My mother makes these every year for Christmas, and for some reason during the holidays it seems perfectly reasonable to shove handfuls into my mouth. And one of every other cookie offered. I think this year I might just cut to the chase and start eating sticks of butter rolled in brown sugar.
* I know that I'm supposed to do one new recipe every week and I know this is only my second week and I have already failed. In my defense, I haven't been feeling well and I made three new recipes last week. If you're interested, I can certainly post the recipe for "half-eaten bowl of cereal" and "cold pitas with hummus."
Caramel Shortbread Squares
- 2/3 cup butter, softened
- 1/4 cup white sugar
- 1 1/4 cups all-purpose flour
- 1/2 cup butter
- 1/2 cup packed light brown sugar
- 2 tablespoons light corn syrup
- 1/2 cup sweetened condensed milk
- 1 1/4 cups milk chocolate chips.
1. Preheat oven to 350 degrees F (175 C).2. In a medium bowl, mix together 2/3 cup butter, white sugar, and flour until evenly crumbly. Press into a 9 inch square baking pan. Bake for 20 minutes.
2. After baking, I placed the shortbread into the freezer for about 10-20 minutes to cool. If you do not do this, the caramel will separate from the shortbread later on.
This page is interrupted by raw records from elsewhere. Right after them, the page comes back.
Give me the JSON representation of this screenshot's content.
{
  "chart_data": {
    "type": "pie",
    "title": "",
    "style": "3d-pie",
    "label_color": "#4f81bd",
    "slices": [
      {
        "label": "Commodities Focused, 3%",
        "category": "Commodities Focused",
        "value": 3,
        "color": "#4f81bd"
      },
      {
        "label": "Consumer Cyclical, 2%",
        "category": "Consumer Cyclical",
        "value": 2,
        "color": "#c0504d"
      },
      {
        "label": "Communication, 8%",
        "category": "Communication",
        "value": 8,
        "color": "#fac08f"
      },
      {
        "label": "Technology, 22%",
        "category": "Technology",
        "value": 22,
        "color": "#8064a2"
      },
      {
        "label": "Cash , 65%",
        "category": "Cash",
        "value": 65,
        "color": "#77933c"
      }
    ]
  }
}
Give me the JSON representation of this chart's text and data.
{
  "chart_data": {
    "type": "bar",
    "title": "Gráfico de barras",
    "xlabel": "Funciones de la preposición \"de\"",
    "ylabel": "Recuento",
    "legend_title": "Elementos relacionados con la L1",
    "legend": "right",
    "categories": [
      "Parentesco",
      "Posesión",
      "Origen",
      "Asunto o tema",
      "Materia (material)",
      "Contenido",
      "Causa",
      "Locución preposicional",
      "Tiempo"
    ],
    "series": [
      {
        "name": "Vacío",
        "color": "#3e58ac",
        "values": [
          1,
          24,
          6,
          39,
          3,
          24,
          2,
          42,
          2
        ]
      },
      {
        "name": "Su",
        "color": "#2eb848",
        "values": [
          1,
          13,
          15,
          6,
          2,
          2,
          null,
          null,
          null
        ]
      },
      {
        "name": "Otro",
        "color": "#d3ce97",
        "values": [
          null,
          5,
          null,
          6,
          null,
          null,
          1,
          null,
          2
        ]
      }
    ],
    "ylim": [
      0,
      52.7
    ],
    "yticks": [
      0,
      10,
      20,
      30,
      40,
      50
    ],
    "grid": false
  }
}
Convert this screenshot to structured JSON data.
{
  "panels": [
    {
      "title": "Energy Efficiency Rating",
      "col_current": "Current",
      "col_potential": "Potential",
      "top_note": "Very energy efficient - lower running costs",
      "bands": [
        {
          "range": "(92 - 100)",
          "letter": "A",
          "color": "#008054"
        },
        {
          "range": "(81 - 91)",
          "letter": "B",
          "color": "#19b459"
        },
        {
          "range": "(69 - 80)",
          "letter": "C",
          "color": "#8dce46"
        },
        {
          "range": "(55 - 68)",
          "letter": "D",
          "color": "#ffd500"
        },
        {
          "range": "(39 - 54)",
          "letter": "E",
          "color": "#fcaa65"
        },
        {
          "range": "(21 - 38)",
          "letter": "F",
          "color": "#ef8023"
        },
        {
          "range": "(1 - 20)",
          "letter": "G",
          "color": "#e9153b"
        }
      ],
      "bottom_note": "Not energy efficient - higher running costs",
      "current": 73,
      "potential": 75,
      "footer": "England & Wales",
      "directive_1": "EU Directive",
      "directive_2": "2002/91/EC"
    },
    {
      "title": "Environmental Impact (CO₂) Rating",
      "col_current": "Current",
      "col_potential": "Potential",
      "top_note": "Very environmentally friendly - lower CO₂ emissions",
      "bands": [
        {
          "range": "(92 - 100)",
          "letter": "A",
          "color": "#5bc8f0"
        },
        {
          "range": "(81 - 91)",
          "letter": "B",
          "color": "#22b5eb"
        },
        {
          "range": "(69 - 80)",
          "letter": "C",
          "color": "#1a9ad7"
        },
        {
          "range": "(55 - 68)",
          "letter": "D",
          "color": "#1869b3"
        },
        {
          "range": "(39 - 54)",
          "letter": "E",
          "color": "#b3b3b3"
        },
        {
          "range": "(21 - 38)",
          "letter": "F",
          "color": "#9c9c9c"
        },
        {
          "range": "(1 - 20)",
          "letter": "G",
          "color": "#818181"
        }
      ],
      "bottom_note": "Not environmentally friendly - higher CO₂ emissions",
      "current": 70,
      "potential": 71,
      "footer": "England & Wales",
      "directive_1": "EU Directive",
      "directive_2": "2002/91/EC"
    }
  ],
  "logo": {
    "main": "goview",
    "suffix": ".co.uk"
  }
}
3. In a 2 quart saucepan, combine 1/2 cup butter, brown sugar, corn syrup, and sweetened condensed milk. Bring to a boil. Continue to boil for 5 minutes. Remove from heat and beat vigorously with a wooden spoon for about 3 minutes. Pour over baked crust. Cool until it begins to firm.
4. Place chocolate in a microwave-safe bowl. Heat for 1 minute, then stir and continue to heat and stir at 20 second intervals until chocolate is melted and smooth. Pour chocolate over the caramel layer and spread evenly to cover completely. Chill. Cut into 1 inch squares. These need to be small because they are so rich.